Quite a lot has happened in the 6 months since my post here on the Transatlantic Trade and Investment Partnership (TTIP). TTIP is a proposed trade agreement between the US and the EU, with negotiations on the substantive issues between the EU and the US underway in Brussels at the moment.
The proposed treaty may have significant effects on EU regulation, but let’s concentrate on whether TTIP should contain specific provisions enabling investors to suegovernments.
The ground for action would be governmental “expropriation” of investments – and that may mean anything from telling a cigarette manufacturer that he must have to change what his packets look like, (with consequential loss of profits), to imposing new environmental standards on a power generating plant.
This mechanism is known as Investor-State Dispute Settlement or ISDS. Our government seems astonishingly sanguine about this, on the basis that it has not yet been sued successfully under existing bilateral treaties with similar provisions. This does not seem to be a very profoundly thought-through position to adopt, if the proposed system has its problems – which it plainly does, when one compares it with traditional claims in the courts. Put simply, why wave it on?
Last week, on 15 January 2015, TTIP was debated in the House of Commons – see here. It is important for us all, but why?
TTIP stands for the Transatlantic Trade and Investment Partnership, a proposed trade agreement between the US, the EU, and various members of the EU including the UK. A sober account of its history and scope was produced for the HoC debate (here), and a rather less polite view is here from George Monbiot.
Now, TTIP contains the usual things which one might expect to see in a trade agreement, such as the reduction or removal of tariffs between the respective trading blocs. And it comes with the usual accompanying material suggesting that all parties will benefit massively from the deal to the tune of billions of euros.

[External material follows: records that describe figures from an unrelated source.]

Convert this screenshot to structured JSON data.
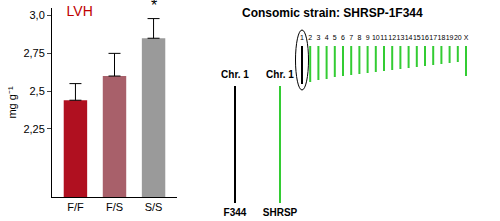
{
  "chart_data": {
    "type": "bar",
    "title": "LVH",
    "categories": [
      "F/F",
      "F/S",
      "S/S"
    ],
    "values": [
      2.44,
      2.6,
      2.85
    ],
    "errors": [
      0.11,
      0.15,
      0.13
    ],
    "colors": [
      "#b01020",
      "#a8606a",
      "#9a9a9a"
    ],
    "y_label": "mg g⁻¹",
    "ylim": [
      1.8,
      3.05
    ],
    "yticks": [
      {
        "value": 2.25,
        "label": "2,25"
      },
      {
        "value": 2.5,
        "label": "2,5"
      },
      {
        "value": 2.75,
        "label": "2,75"
      },
      {
        "value": 3.0,
        "label": "3,0"
      }
    ],
    "grid": false,
    "annotations": [
      {
        "text": "*",
        "x": "S/S",
        "y": 3.0
      }
    ]
  },
  "diagram": {
    "title": "Consomic strain: SHRSP-1F344",
    "strains": [
      {
        "label": "F344",
        "chromosome": "Chr. 1",
        "color": "#000000"
      },
      {
        "label": "SHRSP",
        "chromosome": "Chr. 1",
        "color": "#33cc33"
      }
    ],
    "chromosomes": [
      "1",
      "2",
      "3",
      "4",
      "5",
      "6",
      "7",
      "8",
      "9",
      "10",
      "11",
      "12",
      "13",
      "14",
      "15",
      "16",
      "17",
      "18",
      "19",
      "20",
      "X"
    ],
    "introgressed": "1"
  }
}
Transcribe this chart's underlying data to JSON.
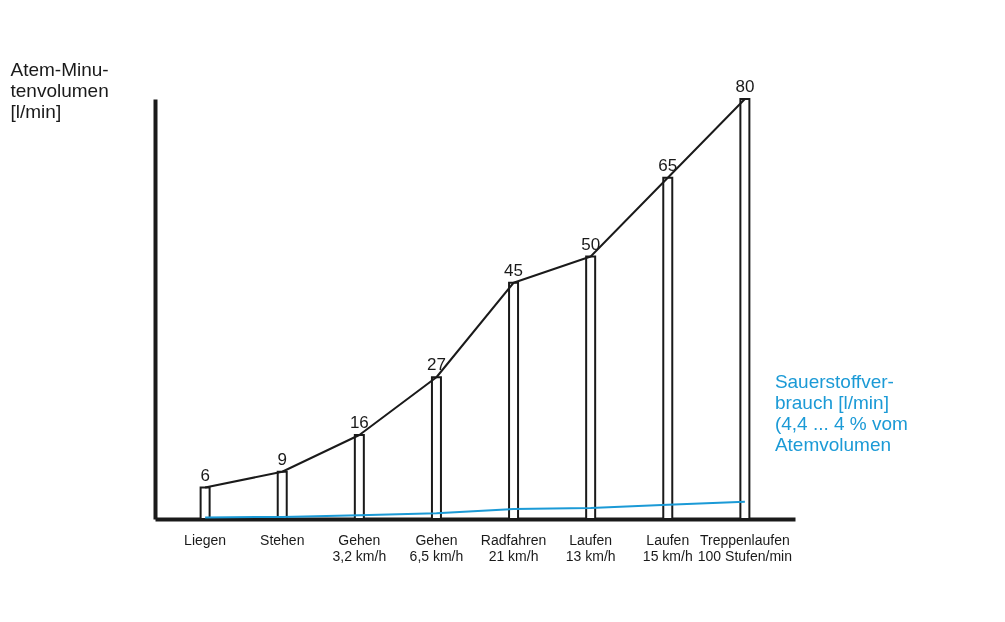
{
  "chart_data": {
    "type": "bar",
    "ylabel": "Atem-Minu-\ntenvolumen\n[l/min]",
    "categories": [
      "Liegen",
      "Stehen",
      "Gehen\n3,2 km/h",
      "Gehen\n6,5 km/h",
      "Radfahren\n21 km/h",
      "Laufen\n13 km/h",
      "Laufen\n15 km/h",
      "Treppenlaufen\n100 Stufen/min"
    ],
    "series": [
      {
        "color": "#ffffff",
        "values": [
          6,
          9,
          16,
          27,
          45,
          50,
          65,
          80
        ],
        "value_labels": [
          "6",
          "9",
          "16",
          "27",
          "45",
          "50",
          "65",
          "80"
        ]
      },
      {
        "type": "line",
        "color": "#1a1a1a",
        "values": [
          6,
          9,
          16,
          27,
          45,
          50,
          65,
          80
        ]
      },
      {
        "type": "line",
        "name": "Sauerstoffver-\nbrauch [l/min]\n(4,4 ... 4 % vom\nAtemvolumen",
        "color": "#1b9ad6",
        "values": [
          0.3,
          0.4,
          0.7,
          1.1,
          1.9,
          2.1,
          2.7,
          3.3
        ]
      }
    ],
    "tick_labels": "x",
    "grid": false
  }
}
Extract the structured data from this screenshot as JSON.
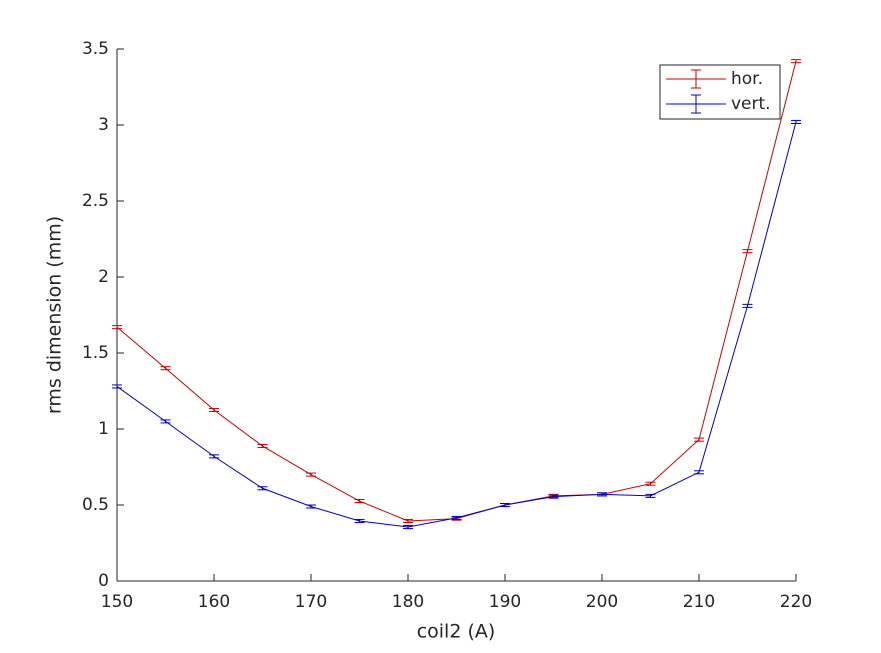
{
  "chart_data": {
    "type": "errorbar-line",
    "xlabel": "coil2 (A)",
    "ylabel": "rms dimension (mm)",
    "x": [
      150,
      155,
      160,
      165,
      170,
      175,
      180,
      185,
      190,
      195,
      200,
      205,
      210,
      215,
      220
    ],
    "series": [
      {
        "name": "hor.",
        "color": "#cc0000",
        "values": [
          1.67,
          1.4,
          1.125,
          0.888,
          0.7,
          0.526,
          0.395,
          0.41,
          0.5,
          0.56,
          0.57,
          0.64,
          0.93,
          2.17,
          3.42
        ],
        "errors": [
          0.01,
          0.01,
          0.01,
          0.01,
          0.01,
          0.01,
          0.01,
          0.01,
          0.01,
          0.01,
          0.01,
          0.01,
          0.01,
          0.01,
          0.01
        ]
      },
      {
        "name": "vert.",
        "color": "#0000cc",
        "values": [
          1.28,
          1.05,
          0.82,
          0.61,
          0.49,
          0.395,
          0.355,
          0.415,
          0.5,
          0.555,
          0.57,
          0.56,
          0.715,
          1.81,
          3.02
        ],
        "errors": [
          0.01,
          0.01,
          0.01,
          0.01,
          0.01,
          0.01,
          0.01,
          0.01,
          0.01,
          0.01,
          0.01,
          0.01,
          0.01,
          0.01,
          0.01
        ]
      }
    ],
    "xlim": [
      150,
      220
    ],
    "xticks": [
      150,
      160,
      170,
      180,
      190,
      200,
      210,
      220
    ],
    "ylim": [
      0,
      3.5
    ],
    "yticks": [
      0,
      0.5,
      1,
      1.5,
      2,
      2.5,
      3,
      3.5
    ],
    "legend": "northeast"
  }
}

So what is there not to like?
Well, one part of the concern is that it will confer on investors (think multi-nationals) the right to sue governments for regulatory regimes causing loss of profits to those investors. This ability to sue is known as Investor-State Dispute Settlement or ISDS. And the suing does not happen in domestic courts, but in a special international law tribunal consisting of corporate lawyers drawn from the world over. I shall give some examples below of the sort of litigation engendered in the past by ISDS, so you can assess what this means in practice.
TTIP with ISDS is being enthusiastically backed by the present Government – not hitherto a fan of foreign judges taking charge of how our laws comply with external standards.